From Music to Movies, Online

"A Music Free-For-All," November-December 2000


Duke Magazine Music Free For All article,  Nov/Dec 2000 issue

No, I am not a spook like those who haunted Edgar Allan Poe; nor am I one of your Hollywood-movie ectoplasms. I am invisible, understand, simply because people refuse to see me." So said Ralph Ellison, with more foresight than he could have ever imagined. What started with music has begun to flow over to illegal movie downloading gone rampant on college campuses. Duke is attempting to give form to the invisible man and save the day.

With the Motion Picture Association of America and all the major studios crying foul as students and others cram their hard drives full of "ripped" Hollywood films, a Duke product arrived on campus this fall as a stopgap. Cflix, a broadband streaming-video technology co-founded by Brett Goldberg '97, is slowly but surely making its way into the university's entertainment environment and, after a recent successful free trial, into computers around the country.

Duke Magazine cover of Nov/Dec 2000 issue" Certainly, the Napster trend saw a proliferation of service to college students," Goldberg says of the once popular but now passé peer-to-peer file-sharing outlet, "so we see this as a commercially and legally viable service for that audience. We didn't necessarily view it as a way to cut down on illegal downloading, but we saw it as something that the MPAA and the movie studios would be drawn to."

Cflix offers something new. For a mere four dollars a month, or a fee from two to four dollars per viewing on their cable bill, procrastinating students can pick from the still-modest collection of recent and classic studio films, ESPN specials, South Park reruns from Comedy Central, and independent films through a deal with CinemaNow, the leading Internet video-on-demand company. Cflix brings the content to a dorm-room computer faster than a Napster or KaZaA, and at a higher quality.

" It was an easy call," says Peter Block '85, president of Lions Gate Home Entertainment, the majority owner of CinemaNow, who worked directly with Cflix's Goldberg. "CinemaNow wanted to try the idea out with Cflix; I was uncertain about providing films. They came back and told me that the test would be at Duke. It's actually the way a lot of decisions get made here: Bring up Duke and I usually acquiesce. That trial went very well, and it is now rolling out with a commercial launch and at other schools."

Despite students' increasing association of programs like KaZaA or Morpheus with their local Blockbuster, the idea behind Internet on-demand startups is that the low cost, legality, and maneuverability of the sites will outweigh the slower and more government-constrained illegal downloading. With Hollywood honchos forcing courts to take action and KaZaA, the most popular file-sharing service (550 million files available at any point during the school day) under serious legal scrutiny for the first time, Cflix hopes to propel itself into the next generation of the Internet. It has already made a major step by compelling Disney to broker its first Web-licensing deal.

The evolution of computers may have just led to their being the most viable source of pay-per-view entertainment. Only 50 to 55 percent of Duke students sign up for cable services, although 98 percent have computers.
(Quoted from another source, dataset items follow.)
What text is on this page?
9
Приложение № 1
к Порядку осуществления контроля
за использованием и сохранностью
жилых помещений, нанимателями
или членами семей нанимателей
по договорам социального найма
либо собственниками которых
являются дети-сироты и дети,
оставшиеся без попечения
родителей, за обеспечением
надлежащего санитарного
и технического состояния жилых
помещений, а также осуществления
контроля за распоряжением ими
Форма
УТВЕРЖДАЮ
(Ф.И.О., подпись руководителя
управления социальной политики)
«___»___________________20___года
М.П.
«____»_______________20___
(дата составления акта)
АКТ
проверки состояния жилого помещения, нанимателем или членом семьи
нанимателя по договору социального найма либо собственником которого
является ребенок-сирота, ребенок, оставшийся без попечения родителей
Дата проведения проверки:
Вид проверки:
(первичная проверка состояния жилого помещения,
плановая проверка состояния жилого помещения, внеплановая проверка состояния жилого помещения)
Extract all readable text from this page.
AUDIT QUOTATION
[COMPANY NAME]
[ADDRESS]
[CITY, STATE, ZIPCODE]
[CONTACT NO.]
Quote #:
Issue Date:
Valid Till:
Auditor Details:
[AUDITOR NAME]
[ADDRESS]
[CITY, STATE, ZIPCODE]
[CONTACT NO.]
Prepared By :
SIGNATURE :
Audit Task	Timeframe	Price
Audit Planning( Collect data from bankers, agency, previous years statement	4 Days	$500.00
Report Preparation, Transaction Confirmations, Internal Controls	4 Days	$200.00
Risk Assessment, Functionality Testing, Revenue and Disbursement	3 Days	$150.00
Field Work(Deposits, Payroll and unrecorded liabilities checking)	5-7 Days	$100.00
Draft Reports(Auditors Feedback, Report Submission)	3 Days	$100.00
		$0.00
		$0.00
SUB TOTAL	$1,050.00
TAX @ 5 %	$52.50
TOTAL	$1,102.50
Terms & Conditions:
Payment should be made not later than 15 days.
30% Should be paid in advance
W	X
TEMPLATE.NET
Angel Dronsfield, senior director of information technology planning and business strategy at Duke's Office of Information Technology, helped bring Cflix to Duke. She sees the venture as a way to help fill the audience gap created when budget cuts forced Duke to drop the DTV movie channel two years ago, just as Napster was pushing into high gear.

But while Cflix continues to measure the preferences of Duke students--whether for pay-per-view, subscription, more titles, or more flexibility to "return" the film--downloading addicts continue, remorselessly, with their free illegality, until it comes at their expense. That time may still be years away.